Mustafa Solak: Toplum genel olarak kendisine sunulanı yaşıyor. Bunu ya çaresizlikten ya da rahatlığından yapıyor. Aslında çaresizliğini belli ölçülerde gidermesi, rahatını bozması kendi elinde. Eğitim olanağının artması, kadın erkek eşitliğine yönelik toplumun bakışındaki hataların azalması bize sunulanın dışında da pek çok pencerenin açıldığını ve bunlardan bazılarından içeri girmenin olanaklı olduğunu gösteriyor. Örneğin uzaktan eğitim yoluyla üniversite bitirebiliyorsunuz. Çok izlenen kanallara çıkamasanız da özgün bir konuyu araştırıp youtubeye yükleyerek veya facebook canlı yayınıyla halka sosyal medyadan ulaşabiliyorsunuz. Ben bu yöntemi uyguluyorum.
Kendi hayatımızı yaşamak çeşitli olanakları görmek ve değerlendirmekle ilgili ama büyük beklentiler içine girmeden, mütevazi bir yaşam düşünerek.

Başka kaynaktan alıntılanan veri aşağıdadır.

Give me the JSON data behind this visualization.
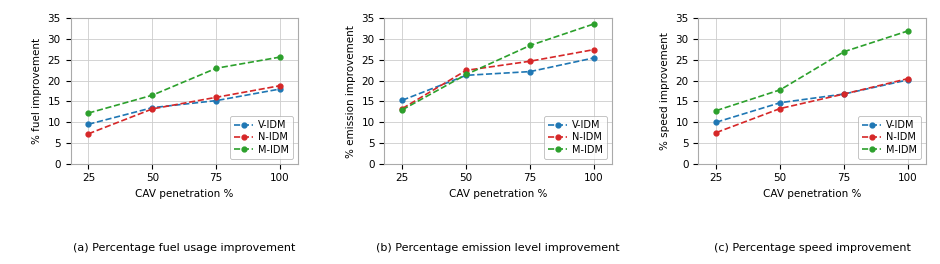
{
  "x": [
    25,
    50,
    75,
    100
  ],
  "fuel": {
    "V-IDM": [
      9.5,
      13.5,
      15.2,
      18.0
    ],
    "N-IDM": [
      7.2,
      13.2,
      16.0,
      18.8
    ],
    "M-IDM": [
      12.2,
      16.5,
      23.0,
      25.7
    ]
  },
  "emission": {
    "V-IDM": [
      15.3,
      21.3,
      22.2,
      25.5
    ],
    "N-IDM": [
      13.3,
      22.5,
      24.7,
      27.5
    ],
    "M-IDM": [
      13.0,
      21.5,
      28.5,
      33.7
    ]
  },
  "speed": {
    "V-IDM": [
      10.0,
      14.7,
      16.8,
      20.2
    ],
    "N-IDM": [
      7.5,
      13.3,
      16.8,
      20.5
    ],
    "M-IDM": [
      12.8,
      17.8,
      27.0,
      32.0
    ]
  },
  "colors": {
    "V-IDM": "#1f77b4",
    "N-IDM": "#d62728",
    "M-IDM": "#2ca02c"
  },
  "ylim": [
    0,
    35
  ],
  "yticks": [
    0,
    5,
    10,
    15,
    20,
    25,
    30,
    35
  ],
  "xticks": [
    25,
    50,
    75,
    100
  ],
  "xlabel": "CAV penetration %",
  "ylabels": [
    "% fuel improvement",
    "% emission improvement",
    "% speed improvement"
  ],
  "captions": [
    "(a) Percentage fuel usage improvement",
    "(b) Percentage emission level improvement",
    "(c) Percentage speed improvement"
  ],
  "legend_order": [
    "V-IDM",
    "N-IDM",
    "M-IDM"
  ]
}
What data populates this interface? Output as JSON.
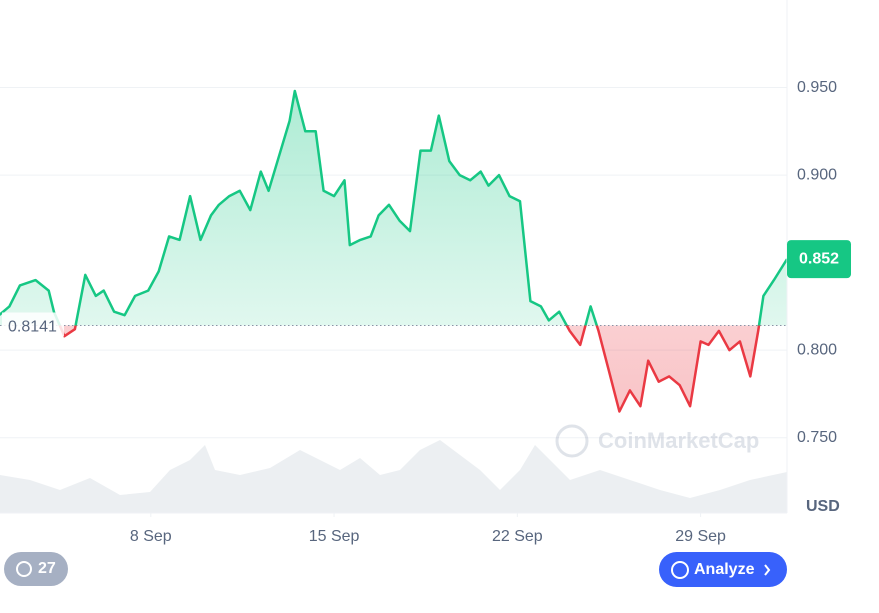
{
  "chart_data": {
    "type": "line",
    "x": [
      2.2,
      2.6,
      3.0,
      3.6,
      4.1,
      4.3,
      4.7,
      5.1,
      5.5,
      5.9,
      6.2,
      6.6,
      7.0,
      7.4,
      7.9,
      8.3,
      8.7,
      9.1,
      9.5,
      9.9,
      10.3,
      10.6,
      11.0,
      11.4,
      11.8,
      12.2,
      12.5,
      12.9,
      13.3,
      13.5,
      13.9,
      14.3,
      14.6,
      15.0,
      15.4,
      15.6,
      16.0,
      16.4,
      16.7,
      17.1,
      17.5,
      17.9,
      18.3,
      18.7,
      19.0,
      19.4,
      19.8,
      20.2,
      20.6,
      20.9,
      21.3,
      21.7,
      22.1,
      22.5,
      22.9,
      23.2,
      23.6,
      24.0,
      24.4,
      24.8,
      25.1,
      25.5,
      25.9,
      26.3,
      26.7,
      27.0,
      27.4,
      27.8,
      28.2,
      28.6,
      29.0,
      29.3,
      29.7,
      30.1,
      30.5,
      30.9,
      31.2,
      31.4,
      31.8,
      32.3
    ],
    "series": [
      {
        "color_up": "#16c784",
        "color_down": "#ea3943",
        "values": [
          0.82,
          0.825,
          0.837,
          0.84,
          0.834,
          0.822,
          0.808,
          0.812,
          0.843,
          0.831,
          0.834,
          0.822,
          0.82,
          0.831,
          0.834,
          0.845,
          0.865,
          0.863,
          0.888,
          0.863,
          0.877,
          0.883,
          0.888,
          0.891,
          0.88,
          0.902,
          0.891,
          0.911,
          0.931,
          0.948,
          0.925,
          0.925,
          0.891,
          0.888,
          0.897,
          0.86,
          0.863,
          0.865,
          0.877,
          0.883,
          0.874,
          0.868,
          0.914,
          0.914,
          0.934,
          0.908,
          0.9,
          0.897,
          0.902,
          0.894,
          0.9,
          0.888,
          0.885,
          0.828,
          0.825,
          0.817,
          0.822,
          0.811,
          0.803,
          0.825,
          0.811,
          0.788,
          0.765,
          0.777,
          0.768,
          0.794,
          0.782,
          0.785,
          0.78,
          0.768,
          0.805,
          0.803,
          0.811,
          0.8,
          0.805,
          0.785,
          0.811,
          0.831,
          0.84,
          0.852
        ]
      }
    ],
    "baseline": 0.8141,
    "xlim": [
      2.24,
      32.3
    ],
    "xticks": [
      {
        "value": 8,
        "label": "8 Sep"
      },
      {
        "value": 15,
        "label": "15 Sep"
      },
      {
        "value": 22,
        "label": "22 Sep"
      },
      {
        "value": 29,
        "label": "29 Sep"
      }
    ],
    "ylim": [
      0.707,
      1.0
    ],
    "yticks": [
      {
        "value": 0.95,
        "label": "0.950"
      },
      {
        "value": 0.9,
        "label": "0.900"
      },
      {
        "value": 0.8,
        "label": "0.800"
      },
      {
        "value": 0.75,
        "label": "0.750"
      }
    ],
    "grid": true,
    "currency": "USD",
    "watermark": "CoinMarketCap",
    "badge": "27",
    "button": "Analyze"
  }
}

Veli, öğretmen, yazar, aydın halka ve çocuğa bilgi vermekten, öneri sunmaktan daha çok soru sormayı, düşünmeyi ve böylece deneme-yanılmayla kendi doğrularını bulmayı öğretmeli. Bilinen deyimle balık tutmayı öğretmeli. Bilgi hamalı yapmamalıyız. Bilgiye, yeni düşüncelere, çözümlere ulaşma yollarını göstermeliyiz. Çocuğa en basitinden buutların kararmasıyla ne olabileceğini sormalı, akşam birlikte haber izleyip fikrini istemeliyiz. Çocuk böylece daha gözlemci olacak, fikirlerini iletmekten zevk alacak, tartışma, düşünme, sorgulama, çözüm sunma yöntemleri edinecektir.
Hülya Kandemir Yavuz: Hocam sizce başarı akademik başarı elde etmek midir yoksa hayatta kalma becerisi kazanabilmek midir?
Mustafa Solak: Hayatta kalma becerisi. Doğayla ve doğanın bir unsuru olan toplumla uyum içinde yaşama becerisini kazanırsak akademik başarı, kariyer, makam, mevki, para önemsizleşecektir. Hayatta kalma becerisi doğaya uyumla olanaklıdır. Mutluluk topluma vermek, toplumdan almak, bunu paylaşmaktır. Başarı da budur. Bu oldukça toplum da sizleri belli yerlere getirir. Getirmese de önemli değil. Çünkü siz kendinizi gerçekleştirmiş; yani kendi hayatınızı yaşamış olursunuz.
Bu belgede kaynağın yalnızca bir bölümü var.